EndpointThe main outcome a trial is designed to measure.You need to know whether a trial measured weight, HbA1c, cardiovascular outcomes, or something else.A strong HbA1c result does not automatically answer a weight-management question.
ComparatorWhat the medicine was compared with in a study.Placebo comparisons and active-treatment comparisons tell you different things."Beat placebo" and "beat another medicine" are not the same claim.
Real-world evidenceEvidence from routine care rather than a tightly controlled trial.Useful for practice context, but not a replacement for regulator status.Real-world UK Rybelsus data helps with context, not licensing language.

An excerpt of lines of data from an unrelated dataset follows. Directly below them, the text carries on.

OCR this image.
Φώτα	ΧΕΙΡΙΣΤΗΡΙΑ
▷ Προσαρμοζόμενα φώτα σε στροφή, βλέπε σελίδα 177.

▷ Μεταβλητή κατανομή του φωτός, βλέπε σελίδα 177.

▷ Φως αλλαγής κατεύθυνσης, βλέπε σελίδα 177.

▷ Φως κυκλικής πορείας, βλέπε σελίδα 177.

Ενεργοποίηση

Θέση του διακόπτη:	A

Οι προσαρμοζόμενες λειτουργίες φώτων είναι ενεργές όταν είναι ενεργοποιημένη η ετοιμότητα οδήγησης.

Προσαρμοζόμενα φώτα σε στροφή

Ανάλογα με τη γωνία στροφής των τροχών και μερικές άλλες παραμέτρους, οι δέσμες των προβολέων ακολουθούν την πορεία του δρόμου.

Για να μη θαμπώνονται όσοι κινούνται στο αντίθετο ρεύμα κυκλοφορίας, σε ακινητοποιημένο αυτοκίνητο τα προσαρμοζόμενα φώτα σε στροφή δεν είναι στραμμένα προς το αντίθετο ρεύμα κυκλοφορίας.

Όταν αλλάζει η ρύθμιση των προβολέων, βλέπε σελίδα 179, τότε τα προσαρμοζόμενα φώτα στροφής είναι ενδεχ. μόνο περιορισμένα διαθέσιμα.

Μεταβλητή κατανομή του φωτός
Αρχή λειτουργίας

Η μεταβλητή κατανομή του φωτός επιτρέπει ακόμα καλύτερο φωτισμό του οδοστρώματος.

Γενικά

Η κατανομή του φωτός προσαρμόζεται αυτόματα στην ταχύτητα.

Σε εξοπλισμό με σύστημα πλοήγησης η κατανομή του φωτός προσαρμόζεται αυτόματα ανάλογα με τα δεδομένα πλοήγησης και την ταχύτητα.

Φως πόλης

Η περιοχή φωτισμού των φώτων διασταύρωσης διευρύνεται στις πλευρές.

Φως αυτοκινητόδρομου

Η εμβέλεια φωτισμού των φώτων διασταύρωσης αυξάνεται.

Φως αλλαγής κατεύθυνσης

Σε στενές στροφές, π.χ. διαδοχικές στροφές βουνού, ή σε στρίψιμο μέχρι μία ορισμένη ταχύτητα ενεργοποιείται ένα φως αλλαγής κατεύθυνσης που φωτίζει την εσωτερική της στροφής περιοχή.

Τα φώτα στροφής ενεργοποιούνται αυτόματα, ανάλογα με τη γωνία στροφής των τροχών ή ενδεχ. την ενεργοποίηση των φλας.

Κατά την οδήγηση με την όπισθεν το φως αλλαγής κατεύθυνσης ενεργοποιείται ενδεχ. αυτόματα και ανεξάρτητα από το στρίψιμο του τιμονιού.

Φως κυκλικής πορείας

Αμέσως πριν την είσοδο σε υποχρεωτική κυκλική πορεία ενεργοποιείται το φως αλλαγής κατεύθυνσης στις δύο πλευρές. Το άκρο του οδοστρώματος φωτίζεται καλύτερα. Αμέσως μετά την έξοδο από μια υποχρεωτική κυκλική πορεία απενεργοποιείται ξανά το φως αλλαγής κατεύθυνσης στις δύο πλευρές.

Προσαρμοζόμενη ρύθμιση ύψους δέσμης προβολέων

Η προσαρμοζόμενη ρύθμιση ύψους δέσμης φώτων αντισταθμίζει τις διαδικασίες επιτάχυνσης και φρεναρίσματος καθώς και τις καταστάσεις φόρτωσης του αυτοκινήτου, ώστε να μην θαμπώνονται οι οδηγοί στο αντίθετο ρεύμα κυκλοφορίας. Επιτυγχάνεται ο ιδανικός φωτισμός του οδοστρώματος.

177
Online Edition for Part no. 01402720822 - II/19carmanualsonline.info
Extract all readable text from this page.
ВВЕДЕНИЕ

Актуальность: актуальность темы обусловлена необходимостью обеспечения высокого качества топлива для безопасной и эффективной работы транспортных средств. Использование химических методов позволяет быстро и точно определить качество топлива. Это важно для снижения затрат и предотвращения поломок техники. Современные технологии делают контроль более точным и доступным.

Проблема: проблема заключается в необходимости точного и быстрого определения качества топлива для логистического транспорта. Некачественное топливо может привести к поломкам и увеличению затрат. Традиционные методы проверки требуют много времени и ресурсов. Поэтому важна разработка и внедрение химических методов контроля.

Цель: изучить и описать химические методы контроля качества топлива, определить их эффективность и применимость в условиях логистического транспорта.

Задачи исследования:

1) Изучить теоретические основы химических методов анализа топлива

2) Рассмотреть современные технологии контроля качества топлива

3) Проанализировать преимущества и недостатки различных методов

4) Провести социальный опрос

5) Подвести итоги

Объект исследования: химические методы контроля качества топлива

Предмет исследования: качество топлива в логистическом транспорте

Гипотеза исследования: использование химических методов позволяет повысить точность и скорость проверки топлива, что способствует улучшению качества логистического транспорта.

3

PipelineA medicine or route that is being developed, studied, or launched elsewhere but is not yet the settled local answer.Pipeline material should never be written as if it is already current UK reality.Foundayo matters, but it is still not the current UK oral anchor.
Prescription-onlyA medicine requires appropriate clinical assessment and a legal prescription.Online visibility is not proof of safe or lawful access.A social media seller is not evidence of legitimate UK availability.
Most useful shortcutIf a sentence does not name the country, route, and use, it probably needs more checking.
Most common mistakeLetting a familiar brand name do the work of a proper explanation.
Best companion pageUse this glossary alongside the claim checker and the licensed-versus-approved page when a headline sounds too neat.